I never considered myself to be a sports girl. I enjoy watching sports now but I still don’t consider myself to be into sports. I certainly understand how the games work and if I don’t, I’m not above asking questions about it. I want to know or else I wouldn’t ask. I’ve actually met several of the men I mentioned above, including some of the Dallas Cowboys from the 90’s rosters but it was more because I was just in the right place at the right time. I didn’t go out to events looking to meet people. I know names from sports like David Beckham, Venus and Serena Williams, Peyton and Eli Manning, and Juan Gonzalez, but I can’t tell you their stats nor am I overly interested in those. Yet, I can tell you what sports they play and I can recognize them when I see pictures. I mean, who doesn’t know Shaq or Larry Bird?

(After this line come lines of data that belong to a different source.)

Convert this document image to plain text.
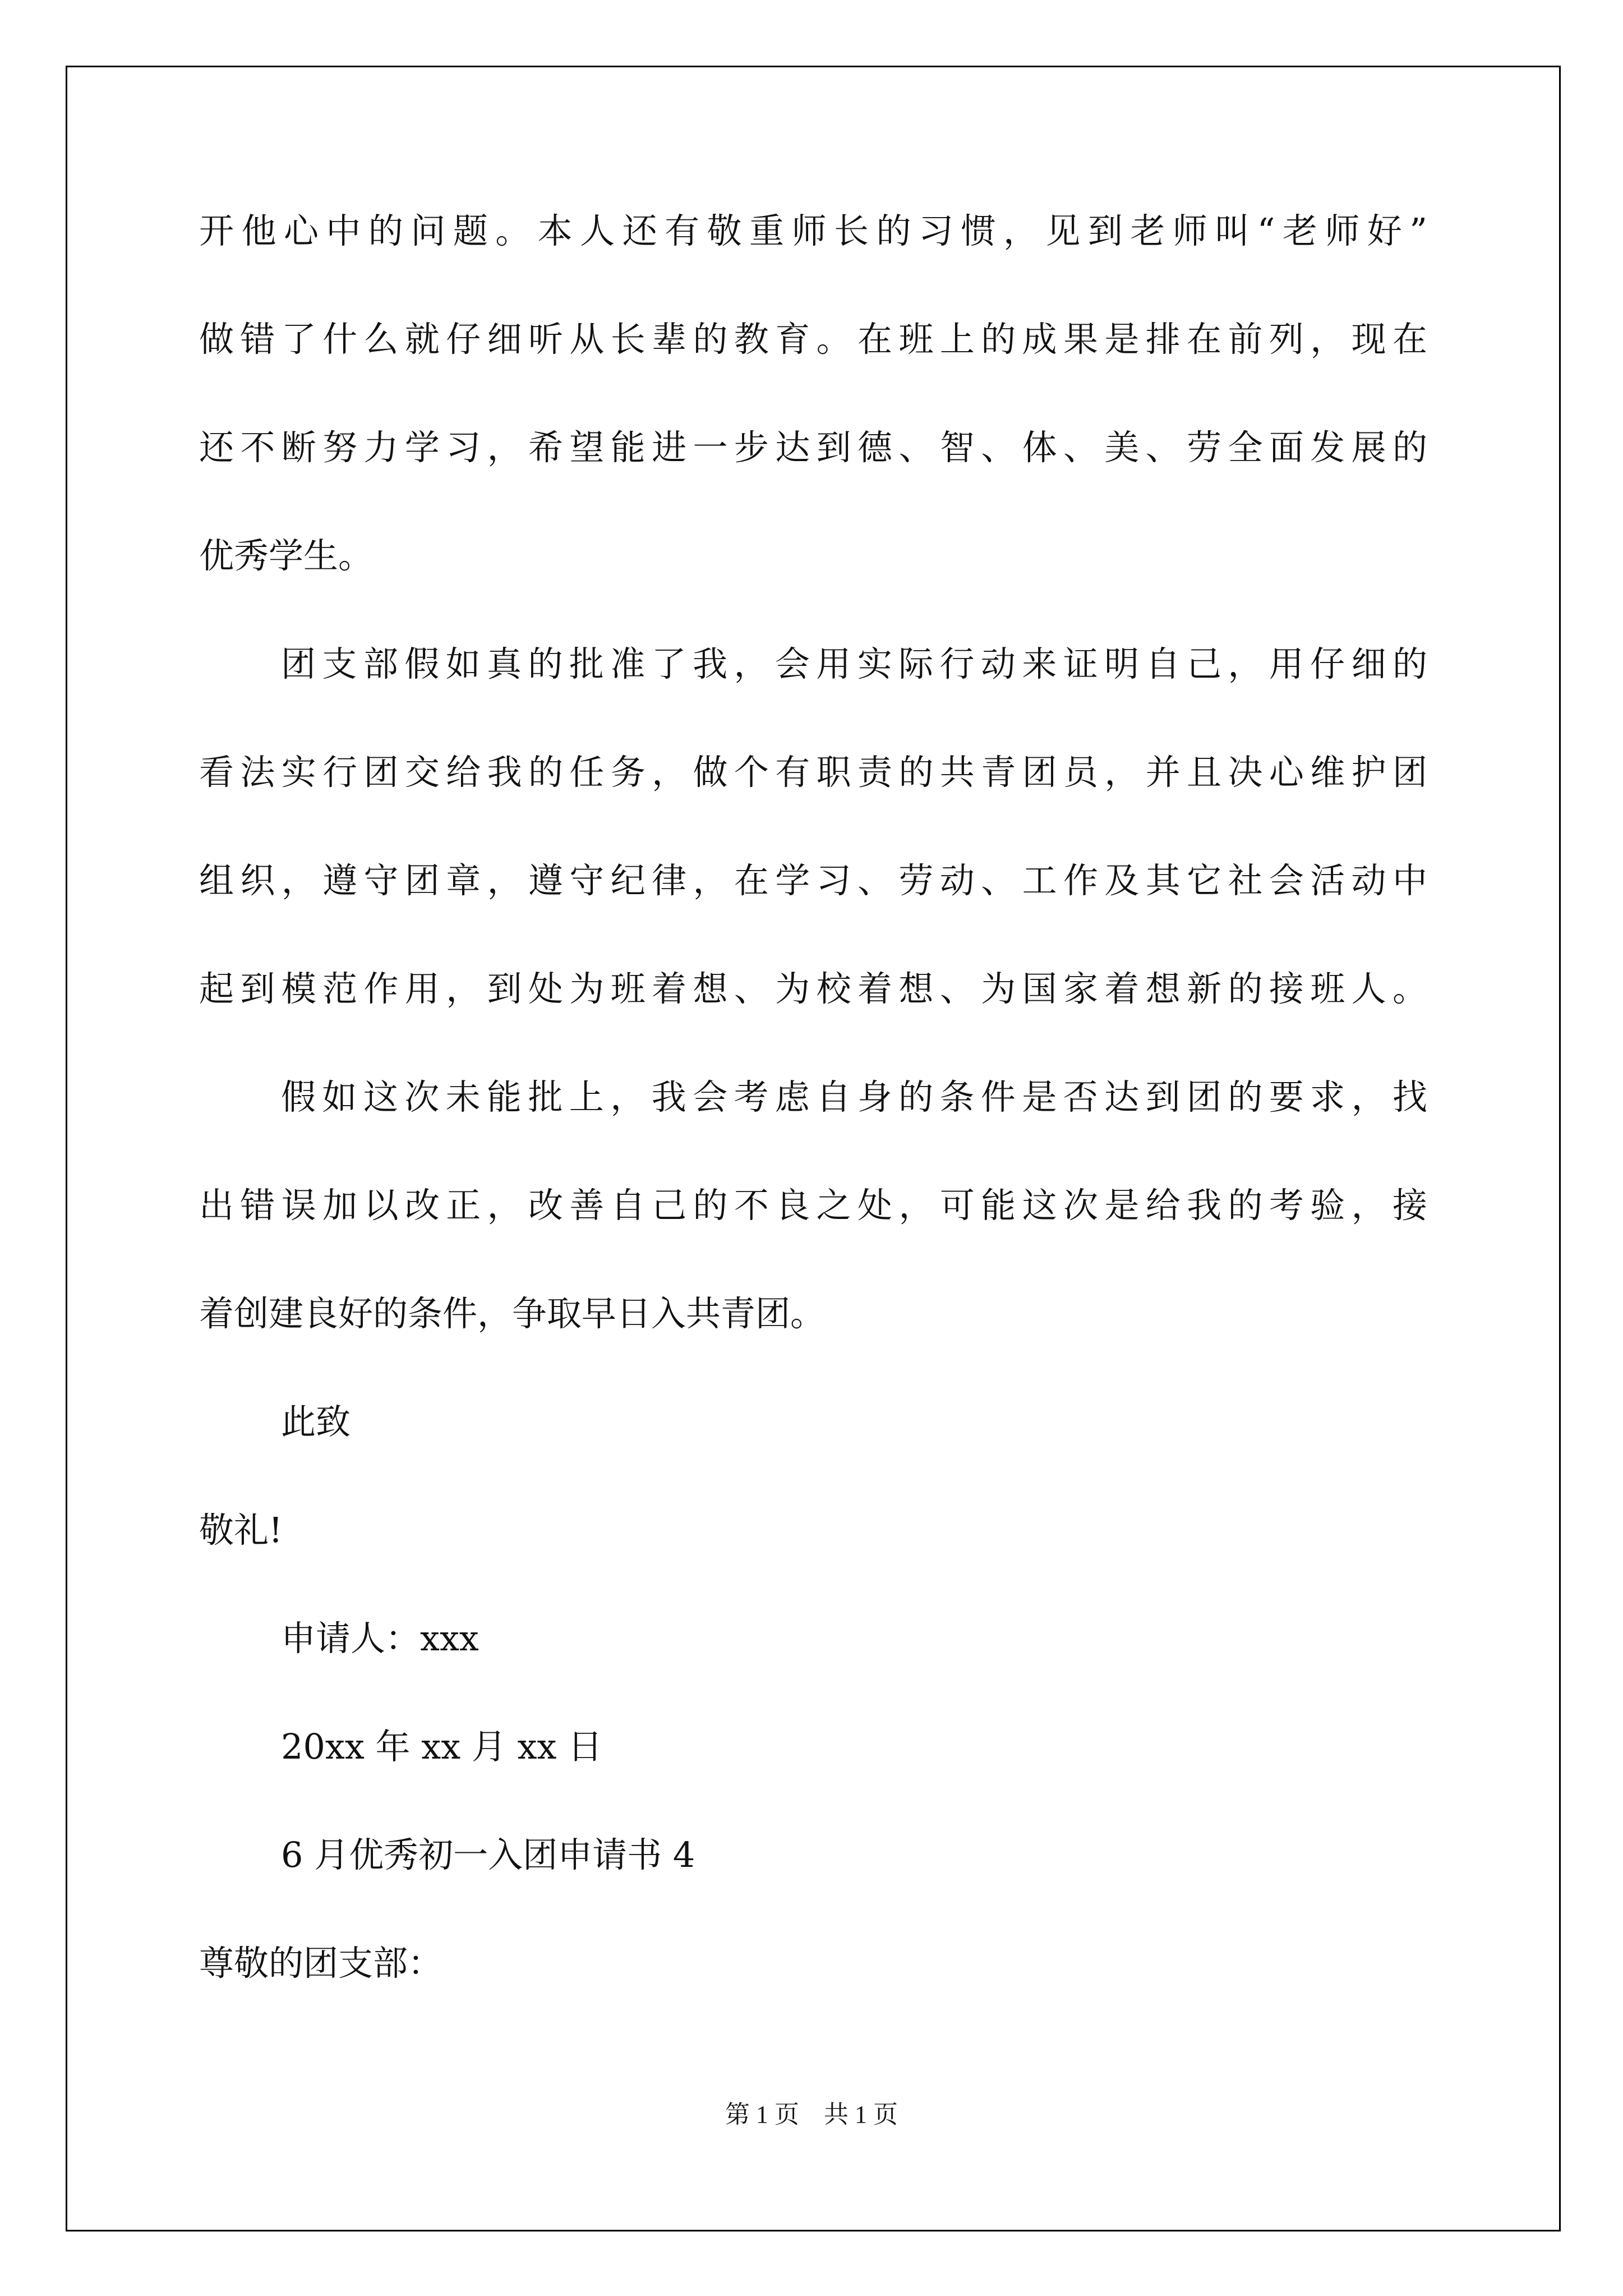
开他心中的问题。本人还有敬重师长的习惯，见到老师叫“老师好”
做错了什么就仔细听从长辈的教育。在班上的成果是排在前列，现在
还不断努力学习，希望能进一步达到德、智、体、美、劳全面发展的
优秀学生。
团支部假如真的批准了我，会用实际行动来证明自己，用仔细的
看法实行团交给我的任务，做个有职责的共青团员，并且决心维护团
组织，遵守团章，遵守纪律，在学习、劳动、工作及其它社会活动中
起到模范作用，到处为班着想、为校着想、为国家着想新的接班人。
假如这次未能批上，我会考虑自身的条件是否达到团的要求，找
出错误加以改正，改善自己的不良之处，可能这次是给我的考验，接
着创建良好的条件，争取早日入共青团。
此致
敬礼!
申请人：xxx
20xx 年 xx 月 xx 日
6 月优秀初一入团申请书 4
尊敬的团支部：
第 1 页　共 1 页
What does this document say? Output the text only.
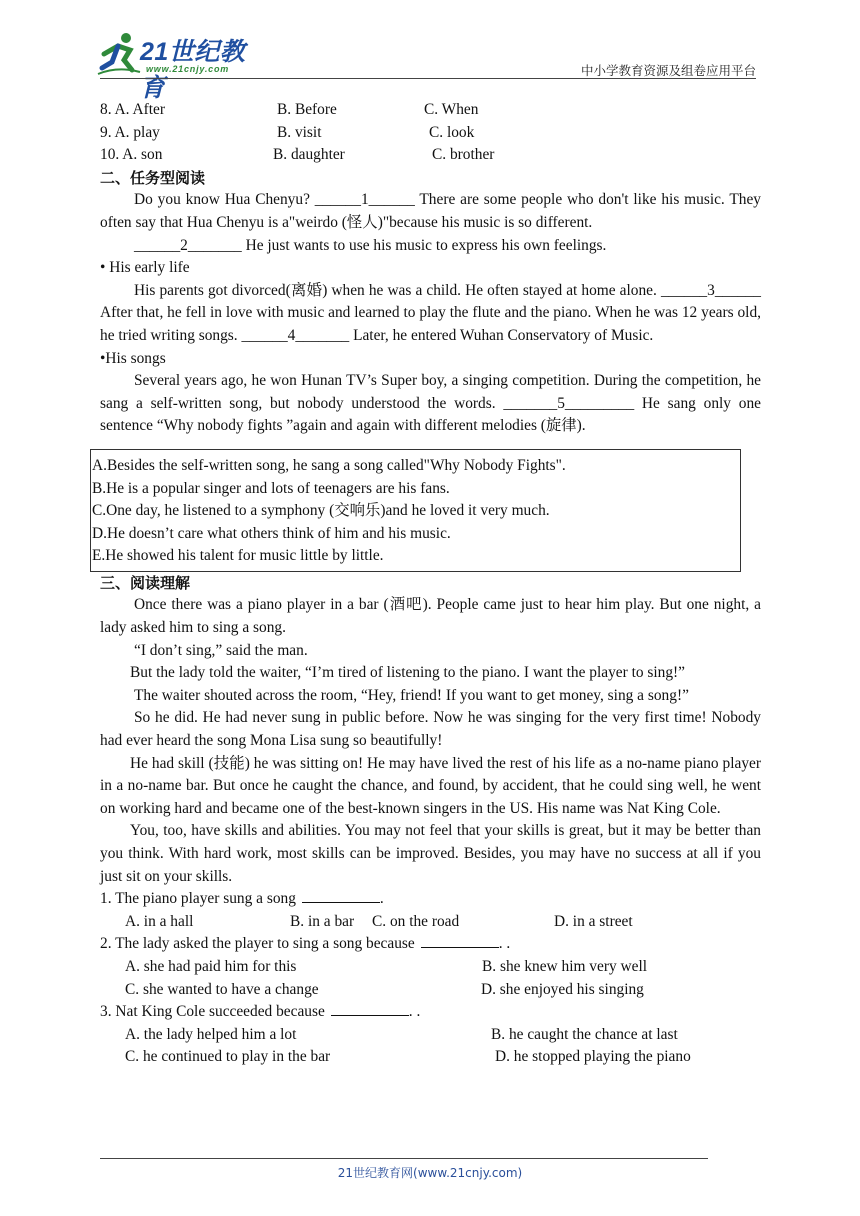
21世纪教育
www.21cnjy.com	中小学教育资源及组卷应用平台
8. A. After	B. Before	C. When
9. A. play	B. visit	C. look
10. A. son	B. daughter	C. brother
二、任务型阅读

Do you know Hua Chenyu? ______1______ There are some people who don't like his music. They often say that Hua Chenyu is a"weirdo (怪人)"because his music is so different.

______2_______ He just wants to use his music to express his own feelings.

• His early life

His parents got divorced(离婚) when he was a child. He often stayed at home alone. ______3______ After that, he fell in love with music and learned to play the flute and the piano. When he was 12 years old, he tried writing songs. ______4_______ Later, he entered Wuhan Conservatory of Music.

•His songs

Several years ago, he won Hunan TV’s Super boy, a singing competition. During the competition, he sang a self-written song, but nobody understood the words. _______5_________ He sang only one sentence “Why nobody fights ”again and again with different melodies (旋律).

A.Besides the self-written song, he sang a song called"Why Nobody Fights".
B.He is a popular singer and lots of teenagers are his fans.
C.One day, he listened to a symphony (交响乐)and he loved it very much.
D.He doesn’t care what others think of him and his music.
E.He showed his talent for music little by little.
三、阅读理解

Once there was a piano player in a bar (酒吧). People came just to hear him play. But one night, a lady asked him to sing a song.

“I don’t sing,” said the man.

But the lady told the waiter, “I’m tired of listening to the piano. I want the player to sing!”

The waiter shouted across the room, “Hey, friend! If you want to get money, sing a song!”

So he did. He had never sung in public before. Now he was singing for the very first time! Nobody had ever heard the song Mona Lisa sung so beautifully!

He had skill (技能) he was sitting on! He may have lived the rest of his life as a no-name piano player in a no-name bar. But once he caught the chance, and found, by accident, that he could sing well, he went on working hard and became one of the best-known singers in the US. His name was Nat King Cole.

You, too, have skills and abilities. You may not feel that your skills is great, but it may be better than you think. With hard work, most skills can be improved. Besides, you may have no success at all if you just sit on your skills.

1. The piano player sung a song	.
A. in a hall	B. in a bar C. on the road	D. in a street
2. The lady asked the player to sing a song because	. .
A. she had paid him for this	B. she knew him very well
C. she wanted to have a change	D. she enjoyed his singing
3. Nat King Cole succeeded because	. .
A. the lady helped him a lot	B. he caught the chance at last
C. he continued to play in the bar	D. he stopped playing the piano
21世纪教育网(www.21cnjy.com)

This is what I think is more important. Not a single one of these people or teams have gotten where they are by luck. The Broncos and Seahawks are at the Superbowl today because they have worked hard and earned their place there. Both teams deserve to be at the Superbowl, and while only one team can win, they both have won something more important. They have succeeded. Their teamwork, persistence, and pain got them to today. Both teams should be proud of this.
Hard work is something I was raised on and when I do a job, I give it my best. Whether it’s putting together a schedule, cleaning house, or simply writing a post for the blog, I put a lot of thought into it and execute a plan to make sure it’s done to my expectations, which are rather high to begin with. I’m not afraid of hard work, and most of the time, if I find a job too easy to do I sometimes have a hard time mentally completing it. It’s as if I think it’s not worth my time if it’s not challenging in a difficult way, and that simple task then becomes really hard to do. It’s just mentally hard to accept. Yet, I still do it even though I feel as if I wasted some part of myself on it.
Is this the price, then, of hard work, this feeling of inadequacy if something is too easy? Why should I feel less somehow for not doing something more difficult? Hard work is good for us. It’s required for reaching our dreams, our goals. But sometimes, I think we need to do something a little easy, a bit simple, just to remind ourselves that not only can we do it, but it’s still an accomplishment and not a wasted moment. Mr. Lombardi said it correctly about the price of success, but I think it’s important to also remember that doing something simple is necessary sometimes, too. I’ve been working hard all week with my running, exercising, taking care of my kids, and writing my posts. Yesterday I took the day off from everything but taking care of kids because I needed the rest. I needed to recharge my batteries so to speak. It was necessary, and for something as simple as resting, it was amazing how hard it was. I kept wanting to get up and go run. I kept trying to think of something to write about so I could post. I was surprised to find that I have been enjoying all these things I’ve been doing, and I missed it when I gave myself permission to rest from them.
Work hard, play hard, and then do something simple. Give yourself permission to rest, to not have to think so hard about something. It’s just as good for the soul as working hard. Now, bring on those commercials!